Вскоре я убедился, что Цанн не так жаждет моего общества, как можно было подумать, когда он уговаривал меня съехать с пятого этажа. Он не приглашал меня к себе, а если я приходил незваным, Цанн держался беспокойно и играл вяло. Происходило это всегда ночью: днем Цанн спал и никого не принимал. Нельзя сказать, чтобы я проникался к нему все большей симпатией, хотя чердачная комната и потусторонняя музыка сохраняли для меня свою непонятную притягательность. Меня одолевало странное желание выглянуть в это окно, увидеть ту сторону стены, неизвестный склон, блестящие крыши и шпили внизу. Однажды я поднялся на чердак в то время, когда Цанн был в театре, но дверь оказалась заперта.
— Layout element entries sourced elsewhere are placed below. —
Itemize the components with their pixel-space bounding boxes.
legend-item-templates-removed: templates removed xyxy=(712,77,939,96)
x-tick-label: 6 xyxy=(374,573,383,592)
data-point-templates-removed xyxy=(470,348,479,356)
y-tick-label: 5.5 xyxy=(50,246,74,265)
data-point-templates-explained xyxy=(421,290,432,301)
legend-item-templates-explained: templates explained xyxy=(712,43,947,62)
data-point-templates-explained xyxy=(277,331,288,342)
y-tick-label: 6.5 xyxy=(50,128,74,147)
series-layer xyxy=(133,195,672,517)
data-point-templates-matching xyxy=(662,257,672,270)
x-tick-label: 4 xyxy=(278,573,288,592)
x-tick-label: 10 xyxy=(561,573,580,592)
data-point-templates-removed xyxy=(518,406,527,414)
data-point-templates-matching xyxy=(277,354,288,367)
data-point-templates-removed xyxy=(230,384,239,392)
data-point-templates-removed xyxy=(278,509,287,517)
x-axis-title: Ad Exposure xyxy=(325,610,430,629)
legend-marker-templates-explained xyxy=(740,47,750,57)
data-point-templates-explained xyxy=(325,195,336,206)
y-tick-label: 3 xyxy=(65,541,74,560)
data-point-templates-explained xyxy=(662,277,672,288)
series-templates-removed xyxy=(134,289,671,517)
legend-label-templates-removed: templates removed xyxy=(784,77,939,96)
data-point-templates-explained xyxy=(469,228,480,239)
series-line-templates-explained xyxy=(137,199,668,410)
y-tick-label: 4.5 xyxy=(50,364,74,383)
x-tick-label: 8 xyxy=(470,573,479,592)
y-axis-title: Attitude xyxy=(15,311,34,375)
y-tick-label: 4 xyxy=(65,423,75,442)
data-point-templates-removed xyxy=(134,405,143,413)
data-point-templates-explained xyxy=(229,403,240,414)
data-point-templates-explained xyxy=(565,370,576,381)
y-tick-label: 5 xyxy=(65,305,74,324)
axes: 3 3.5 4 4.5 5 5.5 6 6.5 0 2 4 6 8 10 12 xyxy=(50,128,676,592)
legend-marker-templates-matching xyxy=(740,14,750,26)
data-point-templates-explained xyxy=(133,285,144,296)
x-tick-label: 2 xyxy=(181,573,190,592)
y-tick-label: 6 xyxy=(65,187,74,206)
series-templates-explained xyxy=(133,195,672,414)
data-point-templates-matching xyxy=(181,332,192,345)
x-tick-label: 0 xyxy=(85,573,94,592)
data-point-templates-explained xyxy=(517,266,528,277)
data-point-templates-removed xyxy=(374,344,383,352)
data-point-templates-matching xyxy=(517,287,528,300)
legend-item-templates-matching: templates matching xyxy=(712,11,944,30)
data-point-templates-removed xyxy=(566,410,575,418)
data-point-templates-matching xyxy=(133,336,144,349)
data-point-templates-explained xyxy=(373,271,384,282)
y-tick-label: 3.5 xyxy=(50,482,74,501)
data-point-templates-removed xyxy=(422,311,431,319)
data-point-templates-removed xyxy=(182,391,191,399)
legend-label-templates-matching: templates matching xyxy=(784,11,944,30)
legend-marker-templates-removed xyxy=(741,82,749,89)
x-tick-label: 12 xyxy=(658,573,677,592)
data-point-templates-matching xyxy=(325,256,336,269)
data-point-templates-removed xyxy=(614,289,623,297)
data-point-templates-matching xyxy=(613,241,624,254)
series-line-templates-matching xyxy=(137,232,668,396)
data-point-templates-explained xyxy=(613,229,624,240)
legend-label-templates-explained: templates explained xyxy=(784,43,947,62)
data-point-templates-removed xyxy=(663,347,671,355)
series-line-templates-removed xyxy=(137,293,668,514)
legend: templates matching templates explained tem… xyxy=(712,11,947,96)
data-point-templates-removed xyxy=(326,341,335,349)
Что мне удавалось, так это подслушивать ночную игру немого музыканта. Вначале я прокрадывался на цыпочках в свой прежний пятый этаж, потом набрался смелости и стал взбираться по скрипучей лестнице до самого верха, поближе к чердаку. Там, в тесном коридоре, перед запертой на засов дверью с прикрытой замочной скважиной, я нередко внимал звукам, наполнявшим душу неопределенным страхом, ибо за ними чудилась какая-то сверхъестественная тайна. Нет, музыка была красива, а вовсе не ужасна, но ее сопровождали вибрации, несравнимые ни с чем на нашей бренной земле, а временами она обретала симфоническое звучание и трудно было поверить, что это играет один-единственный исполнитель. Несомненно, Эрих Цанн обладал истинной гениальностью, причем самого необузданного свойства. Недели текли, игра становилась все мощнее и причудливей, сам же старый музыкант худел и выглядел таким затравленным, что больно было смотреть. Он от меня затворился, а при случайных встречах на лестнице шарахался в сторону.